Tag Archives: statistics

Willfull Ignorance about Statistics in Government

Quick but important one here.

I’ve repeatedly ranted here about ignorant twits. Ignorance is a plague on society, and it’s at its worst when it’s willful ignorance – that is, when you have a person who knows nothing about a subject, and who refuses to be bothered with something as trivial and useless about learning about it before they open their stupid mouths.

We’ve got an amazing, truly amazing, example of this in the US congress right now.
There’s a “debate” going on about something called the American Community Survey, or the
ACS for short. The ACS is a regular survey performed by the Census administration, which
measures a wide range of statistics related to economics.

A group of Republicans are trying to eliminate the ACS. Why? well, let’s put that question aside. And let’s also leave aside, for the moment, whether the survey is important or not. You can, honestly, put together an argument that the ACS isn’t worth doing, that it doesn’t measure the right things, that the value of the information gathered doesn’t measure up to the cost, that it’s intrusive, that it violates the privacy of the survey targets. But let’s not even bother with any of that.

Members of congress are arguing that the survey should be eliminated, and they’re claiming that the reason why is because the survey is unscientific. According to Daniel Webster, a representative from the state of Florida:

We’re spending $70 per person to fill this out. That’s just not cost effective, especially since in the end this is not a scientific survey. It’s a random survey.

Note well the emphasized point there. That’s the important bit.

The survey isn’t cost effective, the data gathered isn’t genuinely useful according to Representative Webster, because it’s not a scientific survey. Why isn’t it a scientific survey? Because it’s random.

This is what I mean by willful ignorance. Mr. Webster doesn’t understand what a survey is, or how a survey works, or what it takes to make a valid survey. He’s talking out his ass, trying to kill a statistical analysis for his own political reasons without making any attempt to actually understand what it is or how it works.

Surveys are, fundamentally, about statistical sampling. Given a large population, you can create estimates about the properties of the population by looking at a representative sample of the population. For example, if you’re looking at the entire population of America, you’re talking about hundreds of millions of people. You can’t measure, say, the employment rate of the entire population every year – there are just too many people. It’s too much information – it’s pretty much impossible to gather it.

But: if you can select a group of, say, 10,000 people, whose distribution matches the distribution of the wider population, then the data you gather about them will closely resemble the data about the wider population.

That’s the point of a survey: find a representative sample, and take measurements of that sample. Then, with a certain probability of correctness, you can infer the properties of the entire population from the properties of the sample.

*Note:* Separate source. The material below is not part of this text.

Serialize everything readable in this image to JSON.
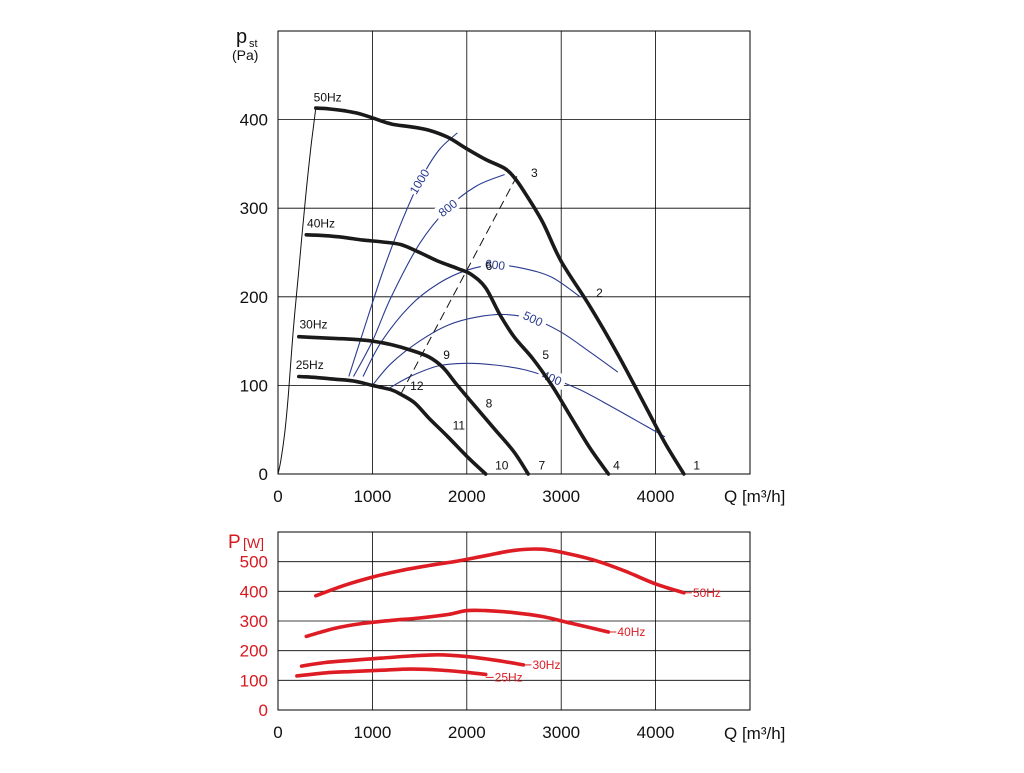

Of course, there’s a catch. The key to a survey is the sample. The sample must be representative – meaning that the sample must have the same properties as the wider population of which it’s a part. But the point of survey is to discover those properties! If you choose your population to match what you believe the distribution to be, then you’ll bias your data towards matching that distribution. Your sample will only be representative if your beliefs about the data are correct. But that defeats the whole purpose of doing the survey.

So the scientific method of doing a survey is to be random. You don’t start with any preconceived idea of what the population is like. You just randomly select people in a way that makes sure that every member of the population is equally likely to be selected. If your selection is truly random, then there’s a high probability (a measurably high probability, based on the size of the sample and the size of the sampled population) that the sample will be representative.

Scientific sampling is always random.

So Mr. Webster’s statement could be rephrased more correctly as the following contradiction: “This is not a scientific survey, because this is a scientific survey”. But Mr. Webster doesn’t know that what he said is a stupid contradiction. Because he doesn’t care.